Configure the webhook in Microsoft Sentinel

Configure webhook endpoints so that Microsoft Sentinel can use the endpoint to communicate with Incident Response.

Before you begin

Role required: Responder, Manager, or Administrator

About this task

Note: While this integration with a third-party product is supported, the documentation here is based upon information provided by that third-party. More current information about the operation of that third-party’s system may be available from them directly.


  1. Log in to your Microsoft Sentinel application console.
  2. Navigate to Azure services > Logic apps.
  3. Create a logic app based on your workflow requirements.
    For detailed information about creating Logic Apps, see the section Create a Consumption logic app resource.
  4. After your logic app is successfully deployed, select Go to resource.

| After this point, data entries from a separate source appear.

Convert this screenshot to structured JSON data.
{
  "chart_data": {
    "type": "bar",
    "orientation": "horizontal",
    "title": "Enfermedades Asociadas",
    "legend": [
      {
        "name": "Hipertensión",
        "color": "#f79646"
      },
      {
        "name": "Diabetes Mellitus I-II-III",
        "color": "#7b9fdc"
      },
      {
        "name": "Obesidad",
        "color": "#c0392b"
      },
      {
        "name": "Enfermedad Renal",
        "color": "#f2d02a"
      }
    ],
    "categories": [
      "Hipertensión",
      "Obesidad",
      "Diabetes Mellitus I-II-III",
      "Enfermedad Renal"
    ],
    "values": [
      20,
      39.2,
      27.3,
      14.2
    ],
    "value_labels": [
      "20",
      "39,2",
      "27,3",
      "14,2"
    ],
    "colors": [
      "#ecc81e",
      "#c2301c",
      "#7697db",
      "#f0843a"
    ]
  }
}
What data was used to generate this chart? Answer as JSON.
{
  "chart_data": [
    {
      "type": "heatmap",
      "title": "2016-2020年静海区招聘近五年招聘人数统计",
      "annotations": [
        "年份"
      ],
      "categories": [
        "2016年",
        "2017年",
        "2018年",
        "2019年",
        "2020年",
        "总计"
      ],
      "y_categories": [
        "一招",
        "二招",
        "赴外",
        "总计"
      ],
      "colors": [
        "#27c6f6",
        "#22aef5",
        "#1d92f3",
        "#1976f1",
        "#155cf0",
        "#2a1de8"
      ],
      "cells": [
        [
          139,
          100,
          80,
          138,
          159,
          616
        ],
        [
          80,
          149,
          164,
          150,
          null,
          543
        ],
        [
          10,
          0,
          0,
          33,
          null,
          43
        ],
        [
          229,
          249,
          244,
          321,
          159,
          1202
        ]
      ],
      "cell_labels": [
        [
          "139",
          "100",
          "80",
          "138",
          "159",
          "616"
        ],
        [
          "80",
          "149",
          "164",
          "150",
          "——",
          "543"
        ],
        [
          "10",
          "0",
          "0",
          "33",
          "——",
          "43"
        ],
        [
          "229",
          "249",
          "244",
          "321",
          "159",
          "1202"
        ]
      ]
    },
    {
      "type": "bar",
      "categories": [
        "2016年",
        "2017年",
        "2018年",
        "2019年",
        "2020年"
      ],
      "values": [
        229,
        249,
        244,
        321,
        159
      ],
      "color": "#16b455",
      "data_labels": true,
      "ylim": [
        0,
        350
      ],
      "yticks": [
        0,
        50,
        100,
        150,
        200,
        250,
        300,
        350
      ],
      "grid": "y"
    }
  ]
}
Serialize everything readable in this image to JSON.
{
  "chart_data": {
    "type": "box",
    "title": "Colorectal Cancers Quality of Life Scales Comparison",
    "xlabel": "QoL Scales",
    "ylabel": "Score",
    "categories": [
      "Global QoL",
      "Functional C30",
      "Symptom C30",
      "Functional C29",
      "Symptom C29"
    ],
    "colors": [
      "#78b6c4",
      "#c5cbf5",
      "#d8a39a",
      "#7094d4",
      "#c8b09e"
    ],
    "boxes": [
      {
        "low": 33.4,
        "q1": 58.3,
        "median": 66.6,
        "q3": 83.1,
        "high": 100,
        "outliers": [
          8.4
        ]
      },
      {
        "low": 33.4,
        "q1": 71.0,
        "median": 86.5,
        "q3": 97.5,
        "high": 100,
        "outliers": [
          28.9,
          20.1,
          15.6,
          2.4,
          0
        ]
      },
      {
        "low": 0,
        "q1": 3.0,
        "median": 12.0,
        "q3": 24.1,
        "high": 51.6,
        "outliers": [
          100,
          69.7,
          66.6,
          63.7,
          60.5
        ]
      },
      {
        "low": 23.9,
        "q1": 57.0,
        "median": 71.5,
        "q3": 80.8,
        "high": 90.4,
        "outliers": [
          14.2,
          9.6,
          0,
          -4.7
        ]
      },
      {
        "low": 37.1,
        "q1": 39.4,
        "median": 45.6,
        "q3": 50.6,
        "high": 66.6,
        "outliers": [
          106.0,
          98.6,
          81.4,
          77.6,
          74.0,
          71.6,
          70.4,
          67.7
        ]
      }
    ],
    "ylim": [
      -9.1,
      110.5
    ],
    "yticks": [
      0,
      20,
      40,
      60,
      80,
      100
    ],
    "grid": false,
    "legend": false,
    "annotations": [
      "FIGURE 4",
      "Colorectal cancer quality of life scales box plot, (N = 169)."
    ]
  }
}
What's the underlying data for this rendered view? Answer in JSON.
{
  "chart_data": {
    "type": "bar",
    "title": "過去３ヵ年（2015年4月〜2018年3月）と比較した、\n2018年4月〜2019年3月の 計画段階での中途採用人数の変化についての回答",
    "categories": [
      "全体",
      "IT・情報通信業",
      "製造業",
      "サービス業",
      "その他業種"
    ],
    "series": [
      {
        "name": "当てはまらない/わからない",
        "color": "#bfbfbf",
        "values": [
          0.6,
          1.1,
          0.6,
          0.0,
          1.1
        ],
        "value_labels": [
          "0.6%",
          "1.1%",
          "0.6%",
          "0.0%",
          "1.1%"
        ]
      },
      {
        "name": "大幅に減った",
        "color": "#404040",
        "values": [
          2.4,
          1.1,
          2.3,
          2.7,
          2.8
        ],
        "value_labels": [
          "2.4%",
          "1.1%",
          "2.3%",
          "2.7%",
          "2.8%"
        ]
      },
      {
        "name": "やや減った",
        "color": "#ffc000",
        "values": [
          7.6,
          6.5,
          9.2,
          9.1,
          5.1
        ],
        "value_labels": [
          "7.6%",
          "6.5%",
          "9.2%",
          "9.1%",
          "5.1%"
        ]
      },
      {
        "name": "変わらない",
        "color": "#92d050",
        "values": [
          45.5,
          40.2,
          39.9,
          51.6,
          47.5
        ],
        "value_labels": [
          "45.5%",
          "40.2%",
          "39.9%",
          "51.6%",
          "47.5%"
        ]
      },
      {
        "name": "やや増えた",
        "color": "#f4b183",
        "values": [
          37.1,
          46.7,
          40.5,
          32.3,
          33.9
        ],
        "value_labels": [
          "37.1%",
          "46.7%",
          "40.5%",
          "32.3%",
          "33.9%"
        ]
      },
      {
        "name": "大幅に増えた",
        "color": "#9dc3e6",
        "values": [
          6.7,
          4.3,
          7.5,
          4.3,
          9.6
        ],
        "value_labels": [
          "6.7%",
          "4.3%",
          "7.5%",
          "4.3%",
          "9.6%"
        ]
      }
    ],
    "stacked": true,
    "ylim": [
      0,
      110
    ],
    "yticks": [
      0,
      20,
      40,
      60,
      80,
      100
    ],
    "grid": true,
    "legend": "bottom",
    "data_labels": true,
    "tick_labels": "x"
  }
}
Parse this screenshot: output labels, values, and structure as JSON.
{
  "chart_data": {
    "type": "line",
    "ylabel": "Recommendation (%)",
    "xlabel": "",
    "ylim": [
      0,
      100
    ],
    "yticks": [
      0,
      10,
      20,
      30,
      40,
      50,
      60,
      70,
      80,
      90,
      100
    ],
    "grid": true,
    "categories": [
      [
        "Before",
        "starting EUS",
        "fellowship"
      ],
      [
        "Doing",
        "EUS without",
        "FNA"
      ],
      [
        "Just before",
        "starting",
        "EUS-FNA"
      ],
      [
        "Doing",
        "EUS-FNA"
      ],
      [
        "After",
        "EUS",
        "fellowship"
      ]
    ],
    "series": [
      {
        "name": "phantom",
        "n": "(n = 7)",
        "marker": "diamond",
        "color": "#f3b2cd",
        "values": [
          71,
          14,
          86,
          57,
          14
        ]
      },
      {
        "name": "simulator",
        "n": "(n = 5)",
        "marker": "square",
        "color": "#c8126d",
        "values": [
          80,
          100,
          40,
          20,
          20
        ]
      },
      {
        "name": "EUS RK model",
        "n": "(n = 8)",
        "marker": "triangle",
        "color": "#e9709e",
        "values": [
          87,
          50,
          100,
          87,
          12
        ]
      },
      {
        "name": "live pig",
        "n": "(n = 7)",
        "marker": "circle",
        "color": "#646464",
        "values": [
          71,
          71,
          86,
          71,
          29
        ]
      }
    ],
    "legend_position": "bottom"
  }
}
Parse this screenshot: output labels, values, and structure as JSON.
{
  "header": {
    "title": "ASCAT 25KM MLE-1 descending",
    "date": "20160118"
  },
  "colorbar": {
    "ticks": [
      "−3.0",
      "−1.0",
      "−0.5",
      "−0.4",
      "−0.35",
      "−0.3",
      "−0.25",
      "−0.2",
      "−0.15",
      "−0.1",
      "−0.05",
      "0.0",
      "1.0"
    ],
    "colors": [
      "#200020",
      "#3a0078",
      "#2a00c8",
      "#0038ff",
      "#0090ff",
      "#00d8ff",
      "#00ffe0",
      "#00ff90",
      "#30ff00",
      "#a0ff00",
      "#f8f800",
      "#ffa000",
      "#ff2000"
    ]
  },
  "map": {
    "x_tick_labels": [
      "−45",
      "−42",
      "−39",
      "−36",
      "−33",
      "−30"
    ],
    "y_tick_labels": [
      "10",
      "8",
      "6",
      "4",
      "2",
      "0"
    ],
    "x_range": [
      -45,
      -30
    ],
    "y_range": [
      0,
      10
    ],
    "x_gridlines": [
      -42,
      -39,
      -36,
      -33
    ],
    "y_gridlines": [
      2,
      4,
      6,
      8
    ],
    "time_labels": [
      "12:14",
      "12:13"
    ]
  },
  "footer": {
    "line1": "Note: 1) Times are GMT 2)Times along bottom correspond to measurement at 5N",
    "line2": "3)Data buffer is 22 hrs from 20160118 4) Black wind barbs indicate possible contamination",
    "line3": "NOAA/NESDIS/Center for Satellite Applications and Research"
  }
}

You can also select your logic app resource by typing the name in the Azure search box.
    Logic app resource.
  5. In the Logic app designer, under Templates, select Blank Logic App.
    Blank logic app.
  6. Search for and select Microsoft Sentinel.
  7. Under Triggers, select Microsoft Sentinel alert (preview).
    Select trigger.
  8. Click New step.
  9. In the new step to choose an operation, search for and select HTTP.
  10. From the Actions tab, select HTTP.
    Select HTTP.
  11. In the HTTP form, fill in these fields:
    Field Description
    Method Select POST
    URI Enter the webhook URL copied from Lightstep Incident Response.
    Body Select Body from the Add Dynamic Content list.

    Add webhook URL.

  12. Click Save.

What to do next

Add the logic app containing the webhook URL from Lightstep Incident Response to your Microsoft Sentinel analytics rules.
  1. Navigate to Azure services > Microsoft Sentinel.
  2. Select your workspace.
  3. From the navigation panel, under Configuration, select Analytics.
  4. Create or edit a Scheduled query rule.
  5. Add the conditions for your rule.

    For detailed information about creating analytics rules, see Create a custom analytics rule with a scheduled query.

  6. On the Automated response tab, from the Alert automation list, select the logic app playbook containing the webhook URL from Lightstep Incident Response.

    Select playbook.

  7. Complete the rule creation and click Save.

Depending on your analytics rules, alerts triggered in Microsoft Sentinel will create alerts in Lightstep Incident Response.